I love to lose myself in a flow with some great music — I really get in the zone and forget about my worries, forget about the other students and just focus on my own breath and movement (And I don’t care what anybody says, even if the music is loud I can hear and feel my own breath). Music makes people feel. Music can make a yoga practice feel like a cosmic dance, like a meditation. It’s fun. It’s deeply relaxing. It’s yoga.
So, what’s the big fuss? Can’t we all have it our way, even if our way is both ways? Whether you are pro-, anti- or bi-musical, there are tons of yoga classes for you to try. Get out there and experiment— maybe you have an inclination you didn’t even know about.
This Kripalu piece in yesterday’s HuffPo, Why Yoga Works: Scientists Offer an Explanation of Why Yoga Increases Well-Being, is a dumbdown of some science, and Beerasana’s here to dumber it further. (Wielding butter knife…) The bite-sized morsels are: every condition that is caused or made worse by stress can be relieved with yoga practice. That’s a big deal. But what do they mean by “yoga?” They mean posture practice, chanting, and pranayama. The whole package, it seems, stimulates our vargus nerves, which control a lot of our most important functions. From the study:
…the decreased PNS and GABAergic activity that underlies stress-related disorders can be corrected by yoga practices resulting in amelioration of disease symptoms. This has far-reaching implications for the integration of yoga-based practices in the treatment of a broad array of disorders exacerbated by stress.
Breakdown, go ahead, give it to me:
You have two vagus nerves, running from your cranium and all throughout your person. It gets around so much, it’s called the “Wandering Nerve,” or “your mom” (ha). The nerve regulates and controls a lot of important stuff, so it’s critical to keep it in high-functioning order. “The vagus nerve supplies motor and sensory parasympathetic fibers to virtually everything from the neck down to the first third of the transverse colon. Governing things like the heart rate, digestion, sweating and skeletal muscles, it’s easy to see how any basic yoga routine can stimulate this pivotal channel between the mind and body.” (From, Depressed? Just Stimulate Your Vargus Nerve)
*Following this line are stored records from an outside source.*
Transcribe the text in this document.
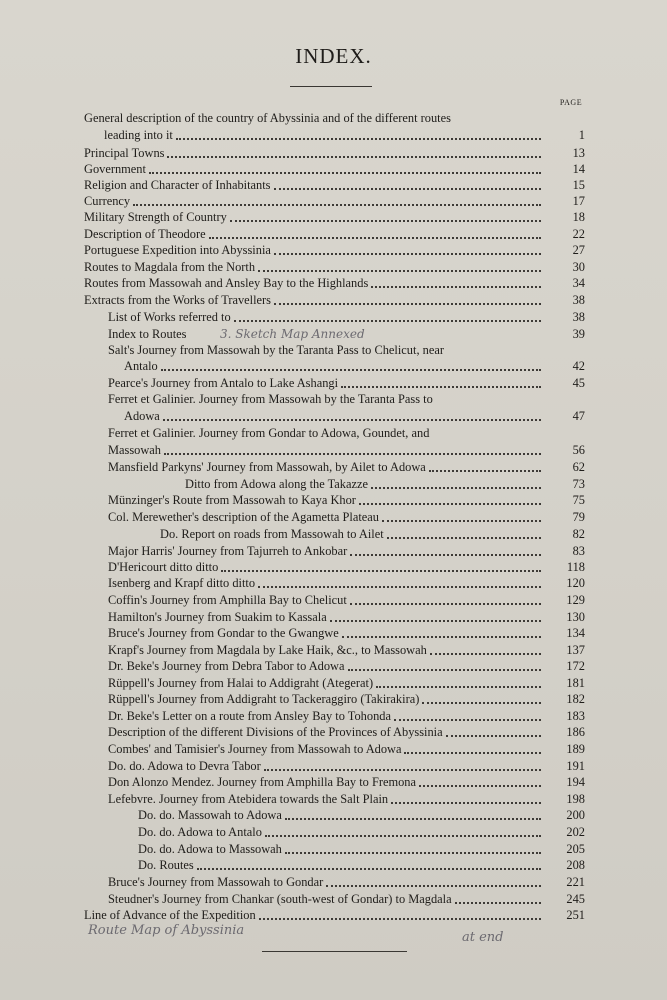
INDEX.
PAGE
General description of the country of Abyssinia and of the different routes
leading into it	1
Principal Towns	13
Government	14
Religion and Character of Inhabitants	15
Currency	17
Military Strength of Country	18
Description of Theodore	22
Portuguese Expedition into Abyssinia	27
Routes to Magdala from the North	30
Routes from Massowah and Ansley Bay to the Highlands	34
Extracts from the Works of Travellers	38
List of Works referred to	38
Index to Routes	39
Salt's Journey from Massowah by the Taranta Pass to Chelicut, near
Antalo	42
Pearce's Journey from Antalo to Lake Ashangi	45
Ferret et Galinier. Journey from Massowah by the Taranta Pass to
Adowa	47
Ferret et Galinier. Journey from Gondar to Adowa, Goundet, and
Massowah	56
Mansfield Parkyns' Journey from Massowah, by Ailet to Adowa	62
Ditto from Adowa along the Takazze	73
Münzinger's Route from Massowah to Kaya Khor	75
Col. Merewether's description of the Agametta Plateau	79
Do. Report on roads from Massowah to Ailet	82
Major Harris' Journey from Tajurreh to Ankobar	83
D'Hericourt ditto ditto	118
Isenberg and Krapf ditto ditto	120
Coffin's Journey from Amphilla Bay to Chelicut	129
Hamilton's Journey from Suakim to Kassala	130
Bruce's Journey from Gondar to the Gwangwe	134
Krapf's Journey from Magdala by Lake Haik, &c., to Massowah	137
Dr. Beke's Journey from Debra Tabor to Adowa	172
Rüppell's Journey from Halai to Addigraht (Ategerat)	181
Rüppell's Journey from Addigraht to Tackeraggiro (Takirakira)	182
Dr. Beke's Letter on a route from Ansley Bay to Tohonda	183
Description of the different Divisions of the Provinces of Abyssinia	186
Combes' and Tamisier's Journey from Massowah to Adowa	189
Do. do. Adowa to Devra Tabor	191
Don Alonzo Mendez. Journey from Amphilla Bay to Fremona	194
Lefebvre. Journey from Atebidera towards the Salt Plain	198
Do. do. Massowah to Adowa	200
Do. do. Adowa to Antalo	202
Do. do. Adowa to Massowah	205
Do. Routes	208
Bruce's Journey from Massowah to Gondar	221
Steudner's Journey from Chankar (south-west of Gondar) to Magdala	245
Line of Advance of the Expedition	251
3. Sketch Map Annexed
Route Map of Abyssinia	at end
When the vagus is in good working order you recover faster from stressful situations, like a fight with a boss or mate. When the vagus is underperforming you suffer more stress and hold on to it longer, making you more prone to disease. People with a low functioning vagus “tend to have challenges such as weak digestion, increased heart rate, and difficulty managing emotions.” (From HuffPo)
The study hypothesizes that stimulating the vagus also corrects underactivity of other bodily systems.
Soooo how exactly do you tone up your vag? Practice yoga and practice well. Don’t just go through the motions— practice with intention and breath. And may the force be with you.